Sa nomination en tant qu`imam…

C`est donc grâce à cette exemplarité qu`il fut élu comme premier imam adjoint au sein de la mosquée aux côtés de l`imam Fétégué Konaté. A la mort de l`imam principal en 1952, c`est tout naturellement qu`il fut désigné imam à la tête de la mosquée ; poste qu`il assurera jusqu`à sa mort en 1966


Son attachement a la quête du savoir

Son attachement à toujours rechercher le savoir constituera le leitmotiv de sa vie familiale. Il conduira de ce fait, tous ses enfants dans un premier temps à l`école coranique comme il en avait bénéficié avec son père. Avant de les faire partir, il leur prodiguait de sages conseils sur l`importance de l`école et ce qu`il attendait d`eux : « Je vous envoie à aller étudier dans les pays arabes pour que vous soyez bien instruits et qu`ensuite, pour que vous partagiez vos connaissances aux musulmans d`ici » . Mais il était comme tout parent issu de la période coloniale, hostile à l`école française qui apparaissait comme un lieu de perdition. On raconte que lorsqu`il entendait quelqu`un parler le français dans sa cour, il le chassait sur-le-champ. Cette vision allait cependant prendre un coup lorsque ses fils, Drissa Cissé et Mamadou Cissé partirent étudier en Egypte. Ce dernier à travers une correspondance, insista sur le fait que toutes les connaissances se valent et fit prendre conscience à son père de l`importance de l`école française. Vu l`urgence de la question, Cissé Yaya réunit alors toutes ses femmes pour leur faire partager sa préoccupation. Ensemble et de façon unanime, il autorisa ses enfants à aller faire en plus des études coraniques, des études à « l`école du blanc ». Savant averti, il savait que pour permettre à ses enfants d`être très instruits, il lui fallait contrôler minutieusement et dans les moindres détails, les résultats de ceux-ci. C`est ce qu`il fit pendant toute sa vie. Son amour pour le savoir s`est étendu à ses femmes qui, même après sa mort, insistaient sur l`instruction de leurs enfants en continuant de les envoyer à l`école.


Caractères…

Vu la manière dont il prenait certaines de ses décisions, on peut dire que Cissé Yaya était un homme ouvert, qui aimait écouter, qui acceptait la contradiction, la concertation. Il était peu bavard. Il ne parlait jamais pour ne rien dire. Il était très véridique . Il ne faisait pas de distinction entre les gens. La preuve en est que quand il fut élu imam adjoint, très attentif, il constate qu`au sein de la mosquée, les musulmans sont regroupés en fonction de leurs groupes ethniques (Sénoufo, Odiennéka, Wolof, Peul…). Il décide alors de les rassembler afin de former une communauté unique et forte. Et à partir de ce moment, lorsqu`il y avait des dépenses à faire au sein de la mosquée, il sollicitait la contribution de tous les groupes ethniques qui se voyaient désormais intégrer aux affaires de leur communauté . C`est cette ardeur, cette volonté au travail bien fait, à la bonne organisation, qui fit que la mosquée progressa dans son architecture : du matériel de banco, la mosquée fut construite en dur avec des tôles par-dessus pour être ce qu`elle est aujourd`hui.


Ce qu`il a dit…

Il insistait surtout sur la crainte de Dieu et l`acquisition du savoir religieux. Pour lui, ces deux éléments étaient la clé d`une bonne existence terrestre.

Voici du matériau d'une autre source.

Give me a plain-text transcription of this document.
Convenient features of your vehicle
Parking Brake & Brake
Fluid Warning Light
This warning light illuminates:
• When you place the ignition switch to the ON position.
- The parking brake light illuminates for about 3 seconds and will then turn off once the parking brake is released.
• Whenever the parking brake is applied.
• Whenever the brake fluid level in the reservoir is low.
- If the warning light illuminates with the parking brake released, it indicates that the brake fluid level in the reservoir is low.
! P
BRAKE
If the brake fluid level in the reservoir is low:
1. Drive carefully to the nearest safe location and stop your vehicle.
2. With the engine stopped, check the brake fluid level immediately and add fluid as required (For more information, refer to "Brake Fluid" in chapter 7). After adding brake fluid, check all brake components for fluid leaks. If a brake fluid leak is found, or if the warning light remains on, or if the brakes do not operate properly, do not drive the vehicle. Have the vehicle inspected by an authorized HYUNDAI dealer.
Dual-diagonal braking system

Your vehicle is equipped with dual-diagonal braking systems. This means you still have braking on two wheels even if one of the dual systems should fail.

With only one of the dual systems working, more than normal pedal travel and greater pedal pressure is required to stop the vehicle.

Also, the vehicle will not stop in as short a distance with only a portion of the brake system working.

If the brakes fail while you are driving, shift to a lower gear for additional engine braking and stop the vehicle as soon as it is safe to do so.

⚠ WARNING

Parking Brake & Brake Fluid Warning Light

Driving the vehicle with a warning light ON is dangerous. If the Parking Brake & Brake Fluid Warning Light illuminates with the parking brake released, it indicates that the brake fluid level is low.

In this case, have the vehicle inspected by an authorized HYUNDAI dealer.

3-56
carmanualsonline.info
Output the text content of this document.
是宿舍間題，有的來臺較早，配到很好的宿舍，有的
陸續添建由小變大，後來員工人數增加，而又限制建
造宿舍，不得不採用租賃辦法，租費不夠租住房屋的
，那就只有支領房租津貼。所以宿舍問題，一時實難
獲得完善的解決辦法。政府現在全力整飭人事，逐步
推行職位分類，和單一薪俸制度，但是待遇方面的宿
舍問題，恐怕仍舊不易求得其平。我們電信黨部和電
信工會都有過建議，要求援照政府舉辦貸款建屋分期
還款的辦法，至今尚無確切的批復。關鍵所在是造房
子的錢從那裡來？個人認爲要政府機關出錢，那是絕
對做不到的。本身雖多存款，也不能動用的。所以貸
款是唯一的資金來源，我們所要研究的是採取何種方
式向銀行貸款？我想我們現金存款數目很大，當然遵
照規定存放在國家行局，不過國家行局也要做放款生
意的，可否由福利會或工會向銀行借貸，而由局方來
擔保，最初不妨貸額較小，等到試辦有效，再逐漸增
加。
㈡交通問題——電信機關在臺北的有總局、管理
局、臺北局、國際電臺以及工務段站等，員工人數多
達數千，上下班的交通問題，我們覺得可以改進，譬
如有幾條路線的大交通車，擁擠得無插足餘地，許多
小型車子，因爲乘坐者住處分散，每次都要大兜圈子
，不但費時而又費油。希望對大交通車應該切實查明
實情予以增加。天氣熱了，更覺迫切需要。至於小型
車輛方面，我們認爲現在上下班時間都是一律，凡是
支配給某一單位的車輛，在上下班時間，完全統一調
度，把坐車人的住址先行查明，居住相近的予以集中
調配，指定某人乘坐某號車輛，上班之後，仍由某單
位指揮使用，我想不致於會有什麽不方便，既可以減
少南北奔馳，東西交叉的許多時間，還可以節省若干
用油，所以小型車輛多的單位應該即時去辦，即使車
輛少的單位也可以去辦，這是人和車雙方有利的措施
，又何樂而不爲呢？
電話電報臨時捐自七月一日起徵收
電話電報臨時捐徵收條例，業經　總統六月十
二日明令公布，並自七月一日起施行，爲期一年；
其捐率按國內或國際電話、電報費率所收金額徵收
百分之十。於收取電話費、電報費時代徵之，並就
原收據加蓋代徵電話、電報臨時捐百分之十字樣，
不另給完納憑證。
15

Ses rapports avec ses frères musulmans…
Cissé Yaya entretenait de bonnes relations avec de nombreux guides religieux dont Yacouba Sylla, le cheikh hamalliste et l`imam Yacouba N`Diaye de la grande mosquée de Grand-Bassam .


Son amitié avec le président Houphouët-Boigny…

Outre ses relations avec les membres de sa communauté, il partageait des amitiés sincères dans le milieu politique avec le Président de la République, Houphouët-Boigny. Mais faute de sources disponibles, on ignore véritablement les conditions dans lesquelles les deux hommes se sont rencontrés. Mais on peut penser que le bon comportement du premier l`est précédé dans sa renommée ; les hommes politiques étant toujours à la recherche de quelqu`un qui puisse leur faire des bénédictions pour leur maintien au pouvoir ou la bonne gestion de leurs affaires. En Afrique noire en effet, les hommes, quelque soit leur statut et en cas de problèmes, n`hésitaient pas à aller rencontrer un marabout. Depuis la période précoloniale, pendant laquelle les souverains africains sollicitaient des marabouts des talismans, jusqu`aujourd`hui, la clientèle de ces hommes pieux n`a jamais diminué, n`en déplaise aux théories de la modernisation. Quelque soit le niveau de connaissance du marabout, la clientèle suivra ses recommandations. Elle recevra des bénédictions, portera les talismans, sacrifiera les moutons, se lavera avec les philtres (nansidji) si nécessaire. Mais Cissé Yaya n`était pas un marabout en tant que tel. Il ne faisait que faire des bénédictions à ceux qui venaient le voir, nous précise l`une de ses épouses que nous avons rencontré à Treichville.

Pour revenir aux faits, d`après cette dernière, son époux, Cissé Yaya et Houphouët-Boigny, se connaissaient avant même que ce dernier ne soit devenu le président de la République. Houphouët venait le voir à chaque fois qu`il en avait l`occasion. On raconte même que lorsque le Président devait prendre une décision importante, il appelait Yaya Cissé à n`importe quelle heure de la journée, pour avoir son avis. Ce dernier jouait donc un rôle de conseiller spirituel auprès du Président. L`une des preuves en est que, pendant les complots de 1963 par exemple , Houphouët-Boigny l`invita à Yamoussoukro pour avoir son avis sur le sort des prisonniers. Cissé Yaya effectua le déplacement avec quelques-uns de ses amis, notamment Ladji Moustapha et Lamine Bamba et aurait conseillé au président de tout faire pour ne pas verser le sang, pour ne pas faire du tort aux accusés .


Des funérailles marquantes…

A la mort de Cissé Yaya en 1966, Houphouët-Boigny fut fortement attristé ; tellement attristé d`ailleurs, qu`il ne s`empêchait pas de dire desesperement que s`il y avait quelque chose à faire pour que son ami puisse se réveiller, il n`hésiterait pas à le faire . Mais hélas, le destin de Cissé Yaya était arrivé à son terme. Lors de la prière mortuaire à la mosquée Dioula de Treichville, des personnalités politiques, notamment des dignitaires du Parti Démocratique de Côte d`Ivoire (PDCI-RDA), des ministres et avec à leur tête le Président Houphouët, étaient toutes présentes. Quand la prière se termina, le cortège funéraire accusa de nombreuses heures de retard dues à l`immensité de la foule présente, avant d`atteindre le cimetière de Koumassi où l`imam Yaya Cissé fut inhumé dans la pure tradition islamique.